Files
kontextual-engine/docs/ingestion-implementation.md

85 lines
3.2 KiB
Markdown

# Ingestion Implementation Note
Date: 2026-05-06
Status: first implementation slice for `KONT-WP-0006`.
## Purpose
This note records the first governed ingestion implementation built on top of
the asset registry service. It turns local source files into stable knowledge
assets with source and normalized representations while preserving source
provenance, actor context, auditability, and inspectable ingestion job state.
## Implemented Package Shape
```text
src/kontextual_engine/
core/ingestion.py
ports/ingestion.py
services/ingestion_service.py
adapters/local_files/
adapters/builtin_extractors/
adapters/markitect_tool/
```
The new `AssetIngestionService` is separate from the older artifact-era
`IngestionService` compatibility facade in `src/kontextual_engine/ingestion.py`.
## Implemented Capabilities
- Durable `IngestionJob` state with queued, running, completed, failed,
partially completed, retried, quarantined, and canceled statuses.
- Structured ingestion failures with retriable flags and diagnostic details.

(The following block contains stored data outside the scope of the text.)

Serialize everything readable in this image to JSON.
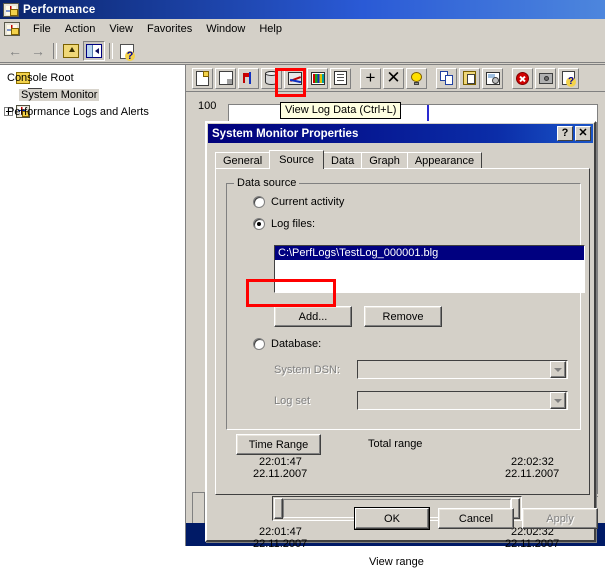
{
  "window": {
    "title": "Performance",
    "icon": "performance-icon"
  },
  "menubar": {
    "items": [
      {
        "label": "File"
      },
      {
        "label": "Action"
      },
      {
        "label": "View"
      },
      {
        "label": "Favorites"
      },
      {
        "label": "Window"
      },
      {
        "label": "Help"
      }
    ]
  },
  "console_toolbar": {
    "buttons": [
      {
        "name": "back-arrow-icon"
      },
      {
        "name": "forward-arrow-icon"
      },
      {
        "name": "up-one-level-icon"
      },
      {
        "name": "show-hide-console-tree-icon"
      },
      {
        "name": "help-icon"
      }
    ]
  },
  "tree": {
    "items": [
      {
        "label": "Console Root",
        "icon": "folder-icon",
        "level": 0,
        "selected": false,
        "expander": false
      },
      {
        "label": "System Monitor",
        "icon": "system-monitor-icon",
        "level": 1,
        "selected": true,
        "expander": false
      },
      {
        "label": "Performance Logs and Alerts",
        "icon": "performance-logs-icon",
        "level": 0,
        "selected": false,
        "expander": true
      }
    ]
  },
  "graph_toolbar": {
    "buttons": [
      {
        "name": "new-counter-set-icon",
        "tip": "New Counter Set"
      },
      {
        "name": "clear-display-icon",
        "tip": "Clear Display"
      },
      {
        "name": "view-current-activity-icon",
        "tip": "View Current Activity"
      },
      {
        "name": "view-log-data-icon",
        "tip": "View Log Data (Ctrl+L)",
        "highlighted": true
      },
      {
        "name": "view-chart-icon",
        "tip": "View Chart"
      },
      {
        "name": "view-histogram-icon",
        "tip": "View Histogram"
      },
      {
        "name": "view-report-icon",
        "tip": "View Report"
      },
      {
        "name": "add-counter-icon",
        "tip": "Add"
      },
      {
        "name": "delete-counter-icon",
        "tip": "Delete"
      },
      {
        "name": "highlight-icon",
        "tip": "Highlight"
      },
      {
        "name": "copy-properties-icon",
        "tip": "Copy Properties"
      },
      {
        "name": "paste-counter-list-icon",
        "tip": "Paste Counter List"
      },
      {
        "name": "properties-icon",
        "tip": "Properties"
      },
      {
        "name": "freeze-display-icon",
        "tip": "Freeze Display"
      },
      {
        "name": "update-data-icon",
        "tip": "Update Data"
      },
      {
        "name": "help-icon",
        "tip": "Help"
      }
    ]
  },
  "tooltip": {
    "text": "View Log Data (Ctrl+L)"
  },
  "chart": {
    "y_axis_top_label": "100"
  },
  "dialog": {
    "title": "System Monitor Properties",
    "help_button": "?",
    "close_button": "✕",
    "tabs": [
      {
        "label": "General",
        "active": false
      },
      {
        "label": "Source",
        "active": true
      },
      {
        "label": "Data",
        "active": false
      },
      {
        "label": "Graph",
        "active": false
      },
      {
        "label": "Appearance",
        "active": false
      }
    ],
    "data_source": {
      "group_title": "Data source",
      "options": [
        {
          "label": "Current activity",
          "checked": false
        },
        {
          "label": "Log files:",
          "checked": true
        },
        {
          "label": "Database:",
          "checked": false
        }
      ],
      "log_files": [
        "C:\\PerfLogs\\TestLog_000001.blg"
      ],
      "add_button": "Add...",
      "remove_button": "Remove",
      "system_dsn_label": "System DSN:",
      "system_dsn_value": "",
      "log_set_label": "Log set",
      "log_set_value": ""
    },
    "time_range": {
      "button_label": "Time Range",
      "total_range_label": "Total range",
      "view_range_label": "View range",
      "total_start_time": "22:01:47",
      "total_start_date": "22.11.2007",
      "total_end_time": "22:02:32",
      "total_end_date": "22.11.2007",
      "view_start_time": "22:01:47",
      "view_start_date": "22.11.2007",
      "view_end_time": "22:02:32",
      "view_end_date": "22.11.2007"
    },
    "footer": {
      "ok": "OK",
      "cancel": "Cancel",
      "apply": "Apply",
      "apply_disabled": true
    }
  },
  "highlights": {
    "color": "#ff0000",
    "targets": [
      "view-log-data-toolbar-button",
      "add-button"
    ]
  }
}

- Connector and extractor port contracts owned by the engine.
- Local file connector with source references, checksums, media type detection,
file metadata, and directory file iteration.
- Plain text extractor producing a normalized engine representation.
- Markitect markdown extractor adapter boundary that delegates markdown parsing,
headings, sections, frontmatter, and snapshot identity to `markitect-tool`
when available.
- Synchronous first-run ingestion flow that creates governed assets through
`AssetRegistryService`.
- Source and normalized `AssetRepresentation` records for ingested files.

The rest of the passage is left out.